As 50 Shades of Gray demonstrated, there is actually a great deal of social acceptance for male domination. Within limits not even approached by that book, men are expected to dominate and control women. Women who submit are not reviled – they are often lauded, although sometimes they are pitied. Among other things, this all means that male dominance often does not take the form of public humiliation.

It’s different as a female dom. Because men are “normally” in the dominant role, men who are subs are actually often disrespected, ridiculed, and attacked. In fact, without going into it in great detail here, it is the subjection to public scrutiny and contempt that does light the fire of many or most male subs. If you’d like to see some examples of that, you can check out my Pinterest account. [These images are extremely graphic! They are “NSFW” – not safe for work, and definitely not for the faint of heart. Be warned.] Note how frequently another person is involved – used as a foil – in the domination.

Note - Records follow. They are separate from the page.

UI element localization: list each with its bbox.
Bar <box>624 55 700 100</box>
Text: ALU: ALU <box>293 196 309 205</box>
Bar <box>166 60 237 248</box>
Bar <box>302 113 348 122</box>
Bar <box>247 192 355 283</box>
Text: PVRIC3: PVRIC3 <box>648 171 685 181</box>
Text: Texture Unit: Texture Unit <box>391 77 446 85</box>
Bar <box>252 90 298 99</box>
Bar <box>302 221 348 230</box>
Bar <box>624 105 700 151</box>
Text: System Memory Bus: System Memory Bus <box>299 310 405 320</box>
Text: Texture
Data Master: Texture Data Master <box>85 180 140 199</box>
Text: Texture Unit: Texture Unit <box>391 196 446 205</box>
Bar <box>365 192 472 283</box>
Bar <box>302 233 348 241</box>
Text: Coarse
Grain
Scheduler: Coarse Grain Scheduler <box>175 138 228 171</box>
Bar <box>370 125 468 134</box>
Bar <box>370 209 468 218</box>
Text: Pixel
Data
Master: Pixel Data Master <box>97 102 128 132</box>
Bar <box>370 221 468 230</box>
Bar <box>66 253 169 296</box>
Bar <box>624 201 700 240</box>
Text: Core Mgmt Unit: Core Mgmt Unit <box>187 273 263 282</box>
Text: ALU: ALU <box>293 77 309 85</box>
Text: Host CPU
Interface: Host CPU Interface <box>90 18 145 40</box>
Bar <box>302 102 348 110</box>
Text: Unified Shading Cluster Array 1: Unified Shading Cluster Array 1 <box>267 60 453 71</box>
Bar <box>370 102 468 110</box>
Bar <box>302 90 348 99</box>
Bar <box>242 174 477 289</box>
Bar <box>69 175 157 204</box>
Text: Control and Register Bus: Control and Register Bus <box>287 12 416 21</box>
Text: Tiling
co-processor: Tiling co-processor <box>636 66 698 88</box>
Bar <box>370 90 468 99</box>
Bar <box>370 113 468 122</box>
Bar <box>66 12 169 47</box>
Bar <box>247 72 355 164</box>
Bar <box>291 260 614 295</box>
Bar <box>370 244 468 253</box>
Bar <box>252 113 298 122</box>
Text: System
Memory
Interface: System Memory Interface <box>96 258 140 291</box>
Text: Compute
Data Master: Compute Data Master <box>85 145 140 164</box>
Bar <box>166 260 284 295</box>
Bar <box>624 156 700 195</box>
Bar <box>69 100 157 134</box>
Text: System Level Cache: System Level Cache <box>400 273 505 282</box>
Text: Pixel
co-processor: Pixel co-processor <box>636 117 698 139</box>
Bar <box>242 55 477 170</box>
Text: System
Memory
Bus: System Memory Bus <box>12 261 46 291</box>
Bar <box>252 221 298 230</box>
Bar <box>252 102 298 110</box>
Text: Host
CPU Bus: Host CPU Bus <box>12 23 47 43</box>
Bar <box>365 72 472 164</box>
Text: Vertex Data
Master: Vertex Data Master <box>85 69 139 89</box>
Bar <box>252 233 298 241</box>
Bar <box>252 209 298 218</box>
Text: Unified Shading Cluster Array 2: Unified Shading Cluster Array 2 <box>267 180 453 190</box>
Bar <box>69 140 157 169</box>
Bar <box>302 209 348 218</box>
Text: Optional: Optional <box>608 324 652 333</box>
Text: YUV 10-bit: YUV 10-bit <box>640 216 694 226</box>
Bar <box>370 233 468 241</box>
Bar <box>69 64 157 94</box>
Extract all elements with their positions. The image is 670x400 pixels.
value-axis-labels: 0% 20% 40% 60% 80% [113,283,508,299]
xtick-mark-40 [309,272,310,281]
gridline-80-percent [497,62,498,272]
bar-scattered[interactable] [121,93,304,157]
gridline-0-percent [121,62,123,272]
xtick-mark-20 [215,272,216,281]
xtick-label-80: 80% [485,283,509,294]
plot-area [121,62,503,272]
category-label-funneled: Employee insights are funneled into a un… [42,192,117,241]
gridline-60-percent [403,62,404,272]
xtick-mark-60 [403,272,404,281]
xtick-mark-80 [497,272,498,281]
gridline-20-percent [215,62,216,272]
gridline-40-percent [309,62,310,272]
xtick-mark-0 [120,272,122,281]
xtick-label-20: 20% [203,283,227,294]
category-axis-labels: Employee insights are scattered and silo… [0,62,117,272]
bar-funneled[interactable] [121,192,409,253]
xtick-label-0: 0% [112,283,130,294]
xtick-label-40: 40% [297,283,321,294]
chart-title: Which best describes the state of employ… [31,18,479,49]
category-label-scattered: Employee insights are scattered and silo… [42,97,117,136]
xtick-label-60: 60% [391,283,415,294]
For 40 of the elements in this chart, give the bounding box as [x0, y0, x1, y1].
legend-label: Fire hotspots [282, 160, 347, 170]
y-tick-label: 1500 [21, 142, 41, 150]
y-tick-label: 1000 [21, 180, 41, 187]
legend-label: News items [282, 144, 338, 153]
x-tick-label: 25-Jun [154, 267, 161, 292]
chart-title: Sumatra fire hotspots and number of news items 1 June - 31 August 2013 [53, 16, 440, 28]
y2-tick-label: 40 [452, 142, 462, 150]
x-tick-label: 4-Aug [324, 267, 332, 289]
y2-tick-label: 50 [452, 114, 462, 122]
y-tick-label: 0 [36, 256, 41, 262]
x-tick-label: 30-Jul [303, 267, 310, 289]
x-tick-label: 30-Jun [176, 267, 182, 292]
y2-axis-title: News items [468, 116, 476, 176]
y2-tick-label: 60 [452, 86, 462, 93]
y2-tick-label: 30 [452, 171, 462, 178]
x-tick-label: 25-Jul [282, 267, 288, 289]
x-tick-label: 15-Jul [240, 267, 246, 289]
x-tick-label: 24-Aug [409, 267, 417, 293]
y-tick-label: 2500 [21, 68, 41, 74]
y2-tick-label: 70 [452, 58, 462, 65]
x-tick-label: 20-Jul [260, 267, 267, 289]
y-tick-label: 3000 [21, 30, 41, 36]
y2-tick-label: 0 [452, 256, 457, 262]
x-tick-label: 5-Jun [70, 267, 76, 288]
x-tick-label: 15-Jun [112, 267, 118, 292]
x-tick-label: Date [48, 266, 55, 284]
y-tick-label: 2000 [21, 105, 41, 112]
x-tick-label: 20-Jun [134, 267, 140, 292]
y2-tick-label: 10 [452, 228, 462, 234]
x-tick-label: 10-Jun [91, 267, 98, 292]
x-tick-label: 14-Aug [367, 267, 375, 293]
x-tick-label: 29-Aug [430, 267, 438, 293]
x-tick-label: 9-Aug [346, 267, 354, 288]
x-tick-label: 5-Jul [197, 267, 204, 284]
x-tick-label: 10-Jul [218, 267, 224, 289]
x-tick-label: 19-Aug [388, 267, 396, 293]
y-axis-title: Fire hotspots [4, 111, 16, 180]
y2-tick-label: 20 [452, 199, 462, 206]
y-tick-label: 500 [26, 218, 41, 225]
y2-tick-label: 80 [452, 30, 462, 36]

Most of the d/s in which I am involved does in fact involve the presence of third parties, and this creates a major safety issue. Because male subs are disrespected (rather than pitied, as female subs can be by unknowing observers), they can be attacked and hurt by other people. Male submission is distinctly more “taboo,” as is much of what they are required to do, and this can excite homophobic or other hostile responses). At the same time, it is my duty (lovingly fulfilled!) to achieve the humiliation my sub craves by exposing him to other people’s possible ridicule while protecting him from unintended consequences that can stretch far beyond the bedroom.

My stories never explore the delicate balance that must be achieved, but in real life safety is paramount and NEVER ignored.